Birds will stop singing. The temperature will drop. It will be like dusk in the afternoon.

No, it won’t be the End Times or the Apocalypse. It will be the total solar eclipse on April 8 – something that won’t be seen in the North Country for another 181 years.

Of course, not just Catholics will see it, and excitement is growing for everyone. Both public and private viewing parties are planned all across the North Country. One will take place on top of a ski hill; another at a drive-in theater. There are estimates that hundreds of thousands of eclipse tourists could descend on the region.

But some think Catholics and other people of faith may have a leg up when it comes to appreciating a once-in-a-lifetime event like a total solar eclipse.

“When we see the awesome beauty of creation, we just know that there’s a creator behind it,” said Father Bryan Stitt, pastor at St. Mary’s Church in Canton.

He’ll be thinking of that as he steps outside with his sister and her family that day, who are traveling 600 miles from Virginia to get a look at what promises to be a spectacular event.

And for Catholics, there’s another reason to appreciate the day. April 8 will also be the feast of the Annunciation, when the angel Gabriel announced to Mary that the light of the world would be coming into the world. It just seems appropriate, Father Stitt said.

“Catholics, through the ages, we’ve looked at Christ being like the sun and Mary being like the moon,” he said.
Astronomer O’Donoghue has been giving presentations on the eclipse throughout the region, including practical steps Father Stitt and others should be taking. At the top of her list is get yourself a pair of the special protective “eclipse glasses” being handed out at presentations like hers and available at some stores and tourist venues. Regular sunglasses won’t protect your eyes.

And there’s another piece of advice at the top of her list:
“Don’t fiddle with your phone. … engage your senses with this,” she tells audiences. There’ll be plenty of great pictures available online from NASA and others that day.

If you can’t resist pointing your phone that way at some point, then make sure you have an appropriate filter for the lens. Direct sunlight could damage it and render it useless. And the same goes for your camera.

Of course, a cloudy day could put a damper on things. But it won’t be absolutely ruined. O’Donoghue was in Kansas for a total solar eclipse on a cloudy August 21, 2017. It got dark, birds and other animals got weird. In some places the clouds even miraculously parted so folks could get a glimpse.

“It’s an event, even with clouds,” O’Donoghue said.

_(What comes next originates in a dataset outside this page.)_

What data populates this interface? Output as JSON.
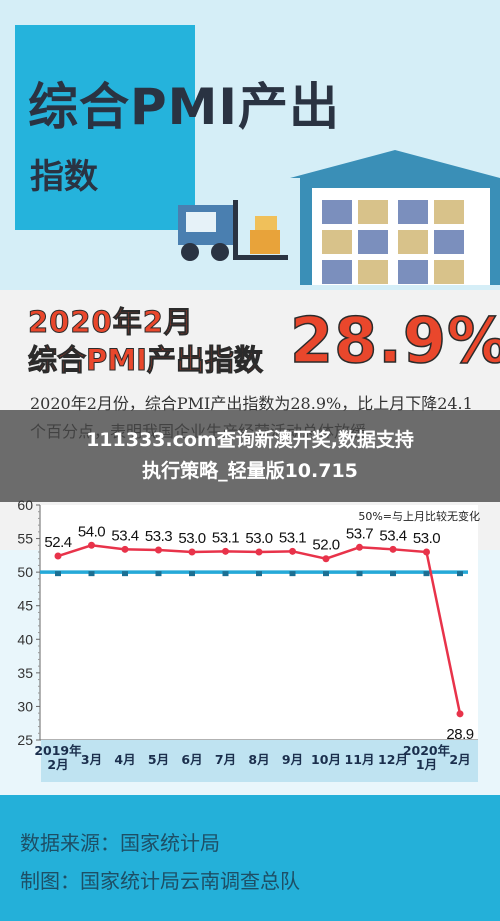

O’Donoghue is a member of St. Mary’s Potsdam parish and a commissioned lay minister there.

Her presentations deal with the science behind the eclipse. But she said her Catholic faith and belief in a divine being will also be on her mind April 8.

“My faith and my science compliment each other,” O’Donoghue said. “My science teaches me about the wonders of this universe, which are incredible. And my faith helps me to see it as an act of love – the entire universe.”